Di conseguenza, la difficoltà a comprendere la tematica della Gestione Informativa Digitale da parte dei Responsabili Unici del Procedimento deriva dalla loro distanza siderale, in molte occasioni, da questo governo analitico dell’oggetto dell’affidamento e del contratto. Non possiamo, perciò, pensare di produrre e di utilizzare capitolati informativi che siano, sotto questo profilo, quanto più prossimi alla nozione di digitalizzazione sinché non saremo in grado di formare operatori della Domanda Pubblica che siano in grado di formulare le proprie richieste secondo questa modalità. Il che vale per due ragioni: la prima è che la digitalizzazione impone alla stazione appaltante un forte dominio di ciò che acquista, sul piano fisico e su quello informativo; la seconda è che per semi automatizzare i processi di richiesta e di controllo sia assolutamente necessario seguire protocolli gestibili dagli algoritmi, anche nella prospettiva innovativa dell’Intelligenza Artificiale.
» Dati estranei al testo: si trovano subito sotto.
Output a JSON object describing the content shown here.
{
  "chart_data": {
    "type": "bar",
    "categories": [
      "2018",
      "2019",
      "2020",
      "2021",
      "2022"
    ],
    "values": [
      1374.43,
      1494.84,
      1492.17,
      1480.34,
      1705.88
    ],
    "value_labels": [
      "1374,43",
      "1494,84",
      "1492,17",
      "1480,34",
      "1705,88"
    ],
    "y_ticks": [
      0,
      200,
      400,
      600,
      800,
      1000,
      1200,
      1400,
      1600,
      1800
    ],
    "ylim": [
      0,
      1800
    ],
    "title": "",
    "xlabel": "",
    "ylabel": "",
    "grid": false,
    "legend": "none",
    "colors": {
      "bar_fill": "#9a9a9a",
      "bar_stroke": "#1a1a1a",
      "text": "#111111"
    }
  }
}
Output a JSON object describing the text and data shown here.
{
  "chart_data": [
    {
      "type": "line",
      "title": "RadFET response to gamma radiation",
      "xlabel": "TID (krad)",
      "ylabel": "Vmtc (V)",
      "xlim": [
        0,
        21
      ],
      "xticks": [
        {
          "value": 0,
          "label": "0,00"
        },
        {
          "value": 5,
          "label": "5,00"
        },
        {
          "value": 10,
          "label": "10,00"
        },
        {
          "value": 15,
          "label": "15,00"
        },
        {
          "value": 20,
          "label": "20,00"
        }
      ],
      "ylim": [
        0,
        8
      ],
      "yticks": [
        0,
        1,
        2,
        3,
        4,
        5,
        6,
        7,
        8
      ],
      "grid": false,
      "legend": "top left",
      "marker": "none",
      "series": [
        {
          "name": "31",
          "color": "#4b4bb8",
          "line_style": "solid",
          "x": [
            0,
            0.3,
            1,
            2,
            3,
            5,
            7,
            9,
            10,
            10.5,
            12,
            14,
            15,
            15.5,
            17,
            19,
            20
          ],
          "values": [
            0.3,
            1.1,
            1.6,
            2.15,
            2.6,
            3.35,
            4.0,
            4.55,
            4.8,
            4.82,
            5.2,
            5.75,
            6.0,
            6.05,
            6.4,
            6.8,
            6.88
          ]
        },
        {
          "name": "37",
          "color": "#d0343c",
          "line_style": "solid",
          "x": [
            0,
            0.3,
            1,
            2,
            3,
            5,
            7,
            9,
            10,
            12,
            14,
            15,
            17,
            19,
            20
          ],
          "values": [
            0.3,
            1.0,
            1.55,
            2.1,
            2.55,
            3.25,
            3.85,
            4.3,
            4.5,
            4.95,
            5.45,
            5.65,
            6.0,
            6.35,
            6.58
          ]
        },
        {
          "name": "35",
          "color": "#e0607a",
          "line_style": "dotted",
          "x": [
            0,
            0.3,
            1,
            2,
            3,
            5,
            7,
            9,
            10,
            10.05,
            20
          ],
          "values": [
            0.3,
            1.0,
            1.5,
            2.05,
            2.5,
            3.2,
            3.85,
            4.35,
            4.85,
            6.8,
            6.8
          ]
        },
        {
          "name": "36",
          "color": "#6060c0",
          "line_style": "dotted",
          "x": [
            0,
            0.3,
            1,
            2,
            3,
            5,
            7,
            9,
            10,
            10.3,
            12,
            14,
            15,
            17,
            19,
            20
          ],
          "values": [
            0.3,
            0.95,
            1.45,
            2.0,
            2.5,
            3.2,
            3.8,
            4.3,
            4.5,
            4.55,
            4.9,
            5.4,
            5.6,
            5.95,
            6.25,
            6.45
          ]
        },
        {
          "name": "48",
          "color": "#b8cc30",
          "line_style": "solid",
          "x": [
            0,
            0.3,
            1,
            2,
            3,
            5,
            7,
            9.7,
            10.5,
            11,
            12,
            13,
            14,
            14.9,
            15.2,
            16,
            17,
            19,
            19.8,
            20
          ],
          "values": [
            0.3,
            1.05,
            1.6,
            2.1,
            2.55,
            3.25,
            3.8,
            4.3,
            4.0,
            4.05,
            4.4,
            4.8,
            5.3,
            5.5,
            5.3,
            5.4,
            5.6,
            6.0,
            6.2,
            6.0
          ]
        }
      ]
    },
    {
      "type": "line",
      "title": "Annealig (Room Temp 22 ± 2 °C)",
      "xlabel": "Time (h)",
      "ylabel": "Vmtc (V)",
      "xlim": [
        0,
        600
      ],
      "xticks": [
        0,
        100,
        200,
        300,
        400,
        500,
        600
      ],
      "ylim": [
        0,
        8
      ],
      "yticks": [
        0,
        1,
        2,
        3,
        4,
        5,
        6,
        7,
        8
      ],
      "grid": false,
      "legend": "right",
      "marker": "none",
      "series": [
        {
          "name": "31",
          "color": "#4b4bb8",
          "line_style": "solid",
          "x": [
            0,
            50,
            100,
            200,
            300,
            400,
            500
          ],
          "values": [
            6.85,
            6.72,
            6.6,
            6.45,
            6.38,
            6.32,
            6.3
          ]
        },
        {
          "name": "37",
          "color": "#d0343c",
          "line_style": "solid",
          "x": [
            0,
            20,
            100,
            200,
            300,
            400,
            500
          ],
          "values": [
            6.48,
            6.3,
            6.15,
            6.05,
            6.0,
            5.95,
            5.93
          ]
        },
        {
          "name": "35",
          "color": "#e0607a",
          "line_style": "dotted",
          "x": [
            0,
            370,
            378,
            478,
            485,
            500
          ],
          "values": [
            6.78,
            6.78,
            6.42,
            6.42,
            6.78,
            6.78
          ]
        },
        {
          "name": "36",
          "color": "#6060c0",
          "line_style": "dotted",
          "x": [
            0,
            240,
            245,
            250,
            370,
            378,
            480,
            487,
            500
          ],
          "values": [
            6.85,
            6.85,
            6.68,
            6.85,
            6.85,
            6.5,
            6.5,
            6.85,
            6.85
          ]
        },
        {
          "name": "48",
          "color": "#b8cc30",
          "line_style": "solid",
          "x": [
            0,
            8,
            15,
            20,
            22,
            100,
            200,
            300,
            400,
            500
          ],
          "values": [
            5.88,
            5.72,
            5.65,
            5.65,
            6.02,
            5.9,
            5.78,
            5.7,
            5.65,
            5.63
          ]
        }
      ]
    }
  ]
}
Si tratta di iniziare a pensare a come formare una nuova generazione di Responsabili Unici del Procedimento, di Gestori dei Flussi Informativi e di Coordinatori dei Flussi Informativi, prima che la vicenda assuma pieghe di banalizzazione, di richieste generiche e stereotipate e di produzione di modelli informativi a scarso valore aggiunto. A questo fine, ad esempio, Trentino School of Management, in collaborazione con la Provincia Autonoma di Trento, ha promosso una dedicata azione di formazione, che dovrebbe preludere a creare specifici repertori di livelli di fabbisogno informativo e di specifiche di produzione di contenuti informativi.